Solana May Remove Fixed Block Limits to Boost Validator Scaling

Catenaa, Sunday, October 05, 2025- Jump Trading’s Firedancer team has proposed removing Solana’s fixed compute unit block limits, allowing validators to scale transaction processing based on hardware performance rather than static caps.

The SIMD-0370 proposal follows the network’s Alpenglow upgrade, which introduced skip-vote mechanisms approved by 99.6% of validators.

Firedancer argues that fixed limits hinder innovation by preventing high-performance validators from gaining an advantage, creating incentives for continuous hardware upgrades.

Validators with slower setups could skip blocks, enabling superior clients to capture more fees and market share.

However, critics warn the approach may encourage centralization, favoring operators with expensive hardware while smaller validators struggle to compete.
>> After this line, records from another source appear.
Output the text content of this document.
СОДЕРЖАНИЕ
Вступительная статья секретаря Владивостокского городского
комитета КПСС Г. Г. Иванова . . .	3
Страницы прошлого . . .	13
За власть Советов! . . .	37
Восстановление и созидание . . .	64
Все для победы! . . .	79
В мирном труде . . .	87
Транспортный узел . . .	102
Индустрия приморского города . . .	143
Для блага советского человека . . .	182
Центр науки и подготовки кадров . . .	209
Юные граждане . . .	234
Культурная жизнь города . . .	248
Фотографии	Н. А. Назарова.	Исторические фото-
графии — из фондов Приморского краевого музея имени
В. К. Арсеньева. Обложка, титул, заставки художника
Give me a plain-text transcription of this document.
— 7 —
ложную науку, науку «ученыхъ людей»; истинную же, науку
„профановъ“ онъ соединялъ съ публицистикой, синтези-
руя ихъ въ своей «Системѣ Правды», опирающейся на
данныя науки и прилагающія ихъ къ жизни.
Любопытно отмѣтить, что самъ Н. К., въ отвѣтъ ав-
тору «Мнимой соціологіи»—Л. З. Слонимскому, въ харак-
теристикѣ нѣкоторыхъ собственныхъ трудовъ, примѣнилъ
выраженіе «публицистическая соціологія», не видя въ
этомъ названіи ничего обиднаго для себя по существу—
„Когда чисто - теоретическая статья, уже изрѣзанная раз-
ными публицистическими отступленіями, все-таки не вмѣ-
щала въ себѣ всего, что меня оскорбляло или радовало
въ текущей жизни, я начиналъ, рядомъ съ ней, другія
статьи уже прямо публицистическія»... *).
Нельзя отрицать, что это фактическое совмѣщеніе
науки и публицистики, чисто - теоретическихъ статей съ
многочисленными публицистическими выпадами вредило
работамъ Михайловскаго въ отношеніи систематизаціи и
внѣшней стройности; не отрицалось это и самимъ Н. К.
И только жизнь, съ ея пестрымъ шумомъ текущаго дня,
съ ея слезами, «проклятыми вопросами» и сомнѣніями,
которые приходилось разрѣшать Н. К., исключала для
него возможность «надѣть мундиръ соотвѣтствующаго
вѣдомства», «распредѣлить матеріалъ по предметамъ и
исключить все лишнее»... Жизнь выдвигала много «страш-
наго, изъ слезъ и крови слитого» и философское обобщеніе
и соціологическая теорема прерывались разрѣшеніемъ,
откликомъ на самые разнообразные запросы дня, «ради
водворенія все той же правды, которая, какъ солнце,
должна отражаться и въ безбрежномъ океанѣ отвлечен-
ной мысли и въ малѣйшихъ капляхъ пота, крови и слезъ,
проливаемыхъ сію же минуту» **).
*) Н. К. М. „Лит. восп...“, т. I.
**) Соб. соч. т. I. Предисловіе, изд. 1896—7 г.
Community members also raised concerns about syncing challenges, compatibility with future multi-proposer designs, and risks of network instability during rapid block scaling. Developers stressed the need for comprehensive testing frameworks before implementation.

The proposal could transform Solana’s network economics by introducing a competitive feedback loop, accelerating validator performance upgrades, and increasing throughput.

Analysts note the timing coincides with pending Solana ETF approvals, potentially increasing institutional demand for SOL tokens.

The REX-Osprey Solana Staking ETF already recorded $33 million in trading volume on launch, signaling growing market interest.

If successfully implemented, the change would position Solana to retain its high-speed advantage, contrasting with Ethereum’s fee auction system and Bitcoin’s fixed block design.

Firedancer emphasizes careful coordination to ensure stable propagation and minimal disruption across the network.